Taipei, July 31 (CNA) Taiwan-based smartphone IC designer MediaTek Inc. released its quarterly earnings report on Wednesday, showing a quarter-on-quarter drop in revenue for the second quarter of the year, but maintained its annual growth target at 14-16 percent in U.S. dollar terms.
The company reported a consolidated revenue of NT$127.27 billion (US$3.89 billion) in Q2, which although down 4.6 percent from the previous quarter, was a 29.7 percent increase year-on-year.
The company's quarterly gross margin dropped from 52.4 percent in Q1 to 48.8 percent, while its earnings per share fell from NT$19.85 to NT$16.19, according to the report.
In October, MediaTek will launch Dimension 9400, a flagship chip that uses the 3 nm process, which is expected to boost sales of flagship products by more than 50 percent for the year, company CEO Rick Tsai (蔡力行) said at an online investor conference held that day.
In addition, global shipments for smartphones could grow 1-3 percent this year, with the market penetration rate of the 5G transport network expected to reach 61-63 percent, he said.

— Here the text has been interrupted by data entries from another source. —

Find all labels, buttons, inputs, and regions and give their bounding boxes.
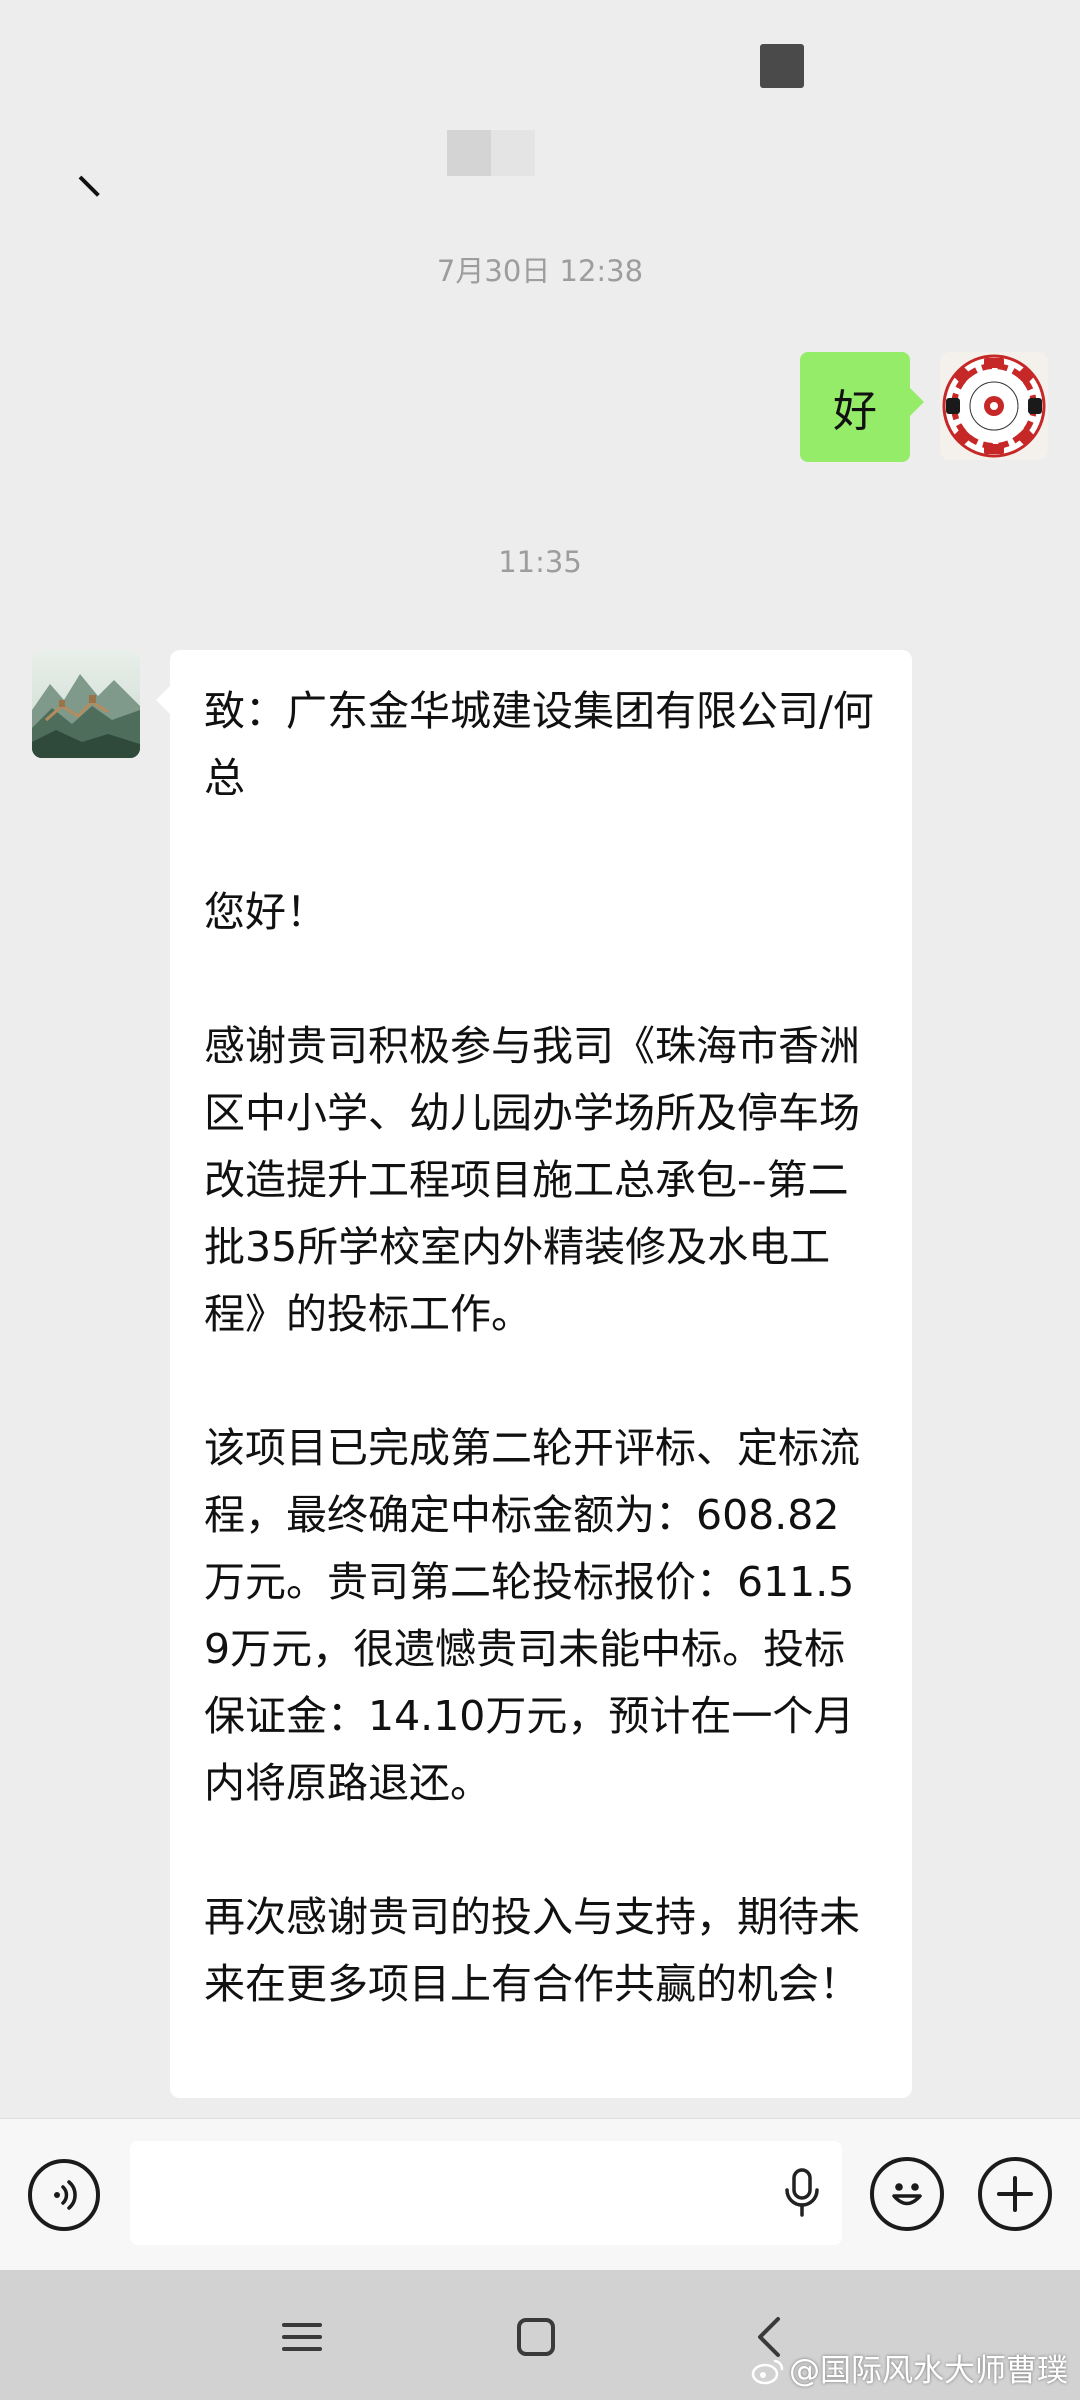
status-bar <box>0 0 1080 90</box>
watermark: @国际风水大师曹璞 <box>751 2345 1068 2390</box>
emoji-icon <box>892 2183 922 2206</box>
status-indicator-icon <box>760 44 804 88</box>
home-icon <box>517 2318 555 2356</box>
outgoing-message-bubble[interactable]: 好 <box>800 352 924 462</box>
back-arrow-icon <box>78 175 100 197</box>
great-wall-avatar-image <box>32 650 140 758</box>
voice-mode-button[interactable] <box>28 2159 100 2231</box>
back-button[interactable] <box>30 120 100 197</box>
message-timestamp: 11:35 <box>498 545 582 579</box>
system-navigation-bar: @国际风水大师曹璞 <box>0 2270 1080 2400</box>
message-timestamp: 7月30日 12:38 <box>436 254 644 288</box>
chat-header <box>0 90 1080 211</box>
message-paragraph: 该项目已完成第二轮开评标、定标流程，最终确定中标金额为：608.82万元。贵司第… <box>204 1424 860 1807</box>
bagua-avatar-image <box>940 352 1048 460</box>
weibo-icon <box>751 2359 784 2385</box>
message-input-field[interactable] <box>130 2141 842 2245</box>
emoji-button[interactable] <box>870 2157 944 2231</box>
message-paragraph: 您好！ <box>204 888 327 936</box>
message-paragraph: 致：广东金华城建设集团有限公司/何总 <box>204 687 874 802</box>
contact-name-redacted <box>447 130 535 176</box>
message-paragraph: 再次感谢贵司的投入与支持，期待未来在更多项目上有合作共赢的机会！ <box>204 1893 860 2008</box>
message-list[interactable]: 7月30日 12:38 好 11:35 致：广东金华城建设集团有限公司/何总 您… <box>0 210 1080 2118</box>
home-button[interactable] <box>504 2305 568 2369</box>
plus-icon <box>997 2176 1033 2212</box>
message-input-bar <box>0 2118 1080 2271</box>
incoming-message-bubble[interactable]: 致：广东金华城建设集团有限公司/何总 您好！ 感谢贵司积极参与我司《珠海市香洲区… <box>156 650 912 2098</box>
voice-mode-icon <box>54 2180 77 2210</box>
message-paragraph: 感谢贵司积极参与我司《珠海市香洲区中小学、幼儿园办学场所及停车场改造提升工程项目… <box>204 1022 860 1338</box>
contact-avatar[interactable] <box>32 650 140 758</box>
microphone-icon[interactable] <box>782 2168 822 2218</box>
more-actions-button[interactable] <box>978 2157 1052 2231</box>
my-avatar[interactable] <box>940 352 1048 460</box>
recent-apps-button[interactable] <box>270 2305 334 2369</box>
recent-apps-icon <box>282 2323 322 2351</box>
watermark-text: @国际风水大师曹璞 <box>789 2353 1068 2389</box>
outgoing-message-text: 好 <box>833 386 877 437</box>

As MediaTek is well positioned to take advantage of the growing popularity of cloud computing and edge computing, Tsai expects the company's new project to start contributing to revenue in the later half of 2025.
The company also predicted a continued stable performance in Q3.
Tsai said that market demand is stable, with the three main production lines of chips for mobile phones, smart devices and power management set to remain at the same level in the third quarter and expected to bring in NT$12.35 billion-NT$13.24 billion in revenue with a gross margin of 45.5-48.5 percent.
Regarding mobile phone chips, Tsai said that sales for 5G System on a Chip (SoC) are expected to drop, but demand for 4G SoC from emerging markets is forecast to rise, offsetting the fall.
As for smart devices, the steady performance of wireless and wired connection products will continue, while sales on computing devices and application specific integrated circuit (ASIC) will grow, he predicted.
Sales of smart televisions could also fall due to advance shipments, though the offsetting effect from different products will ensure the production line remain at a stable level, he added.